The elected president of Costa Rica, Rodrigo Chavesannounced this Monday that he wishes to appoint an ambassador to Nicaragua and that he aspires to have respectful relations with that neighboring country and all the nations of the world.
“My inclination is to appoint an ambassador in Nicaragua, (because) we have diplomatic relations and we are not at war,” Chaves declared in his first press conference as president-elect, although he commented that before that he will speak with the person he appoints as foreign minister.
Chaves, from the Social Democratic Progress Party (centre right), gave the example of the war between Russia and Ukraine, in which, despite the conflict, these nations “are still talking.”
“We have to maintain diplomatic relations with all our neighbors. Those look-pretty positions are not the way we want to operate. We want to operate according to international law. I don’t like medium inks”, he expressed.
Chaves, who will assume power on May 8, assured that he will maintain the democratic and freedom values that characterize Costa Rican foreign policy.
Diplomatic “little game”
“If diplomatic relations have to be broken for reasons of merit, we break them, but not be in the little game of having diplomatic relations and not having ambassadors,” he declared.
The current government of President Carlos Alvarado did not send an ambassador to Nicaragua and in various international forums he has denounced human rights violations in that country and has advocated a return to democracy.

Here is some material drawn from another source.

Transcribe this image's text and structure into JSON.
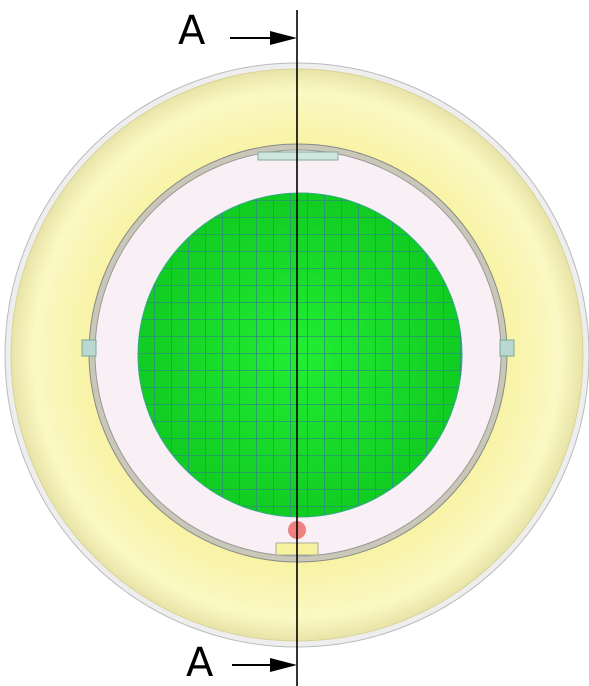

Costa Rica has strongly criticized the Nicaraguan government for imprisoning activists, journalists and presidential hopefuls and has said that the November elections in which Daniel Ortega was re-elected they were not clean or transparent.
Nicaragua has been going through a political and social crisis since April 2018, which has been accentuated after the controversial general elections on November 7, in which Ortega was re-elected for a fifth term, fourth consecutive and second along with his wife, Rosario Murillo, as vice president, with her main contenders in prison.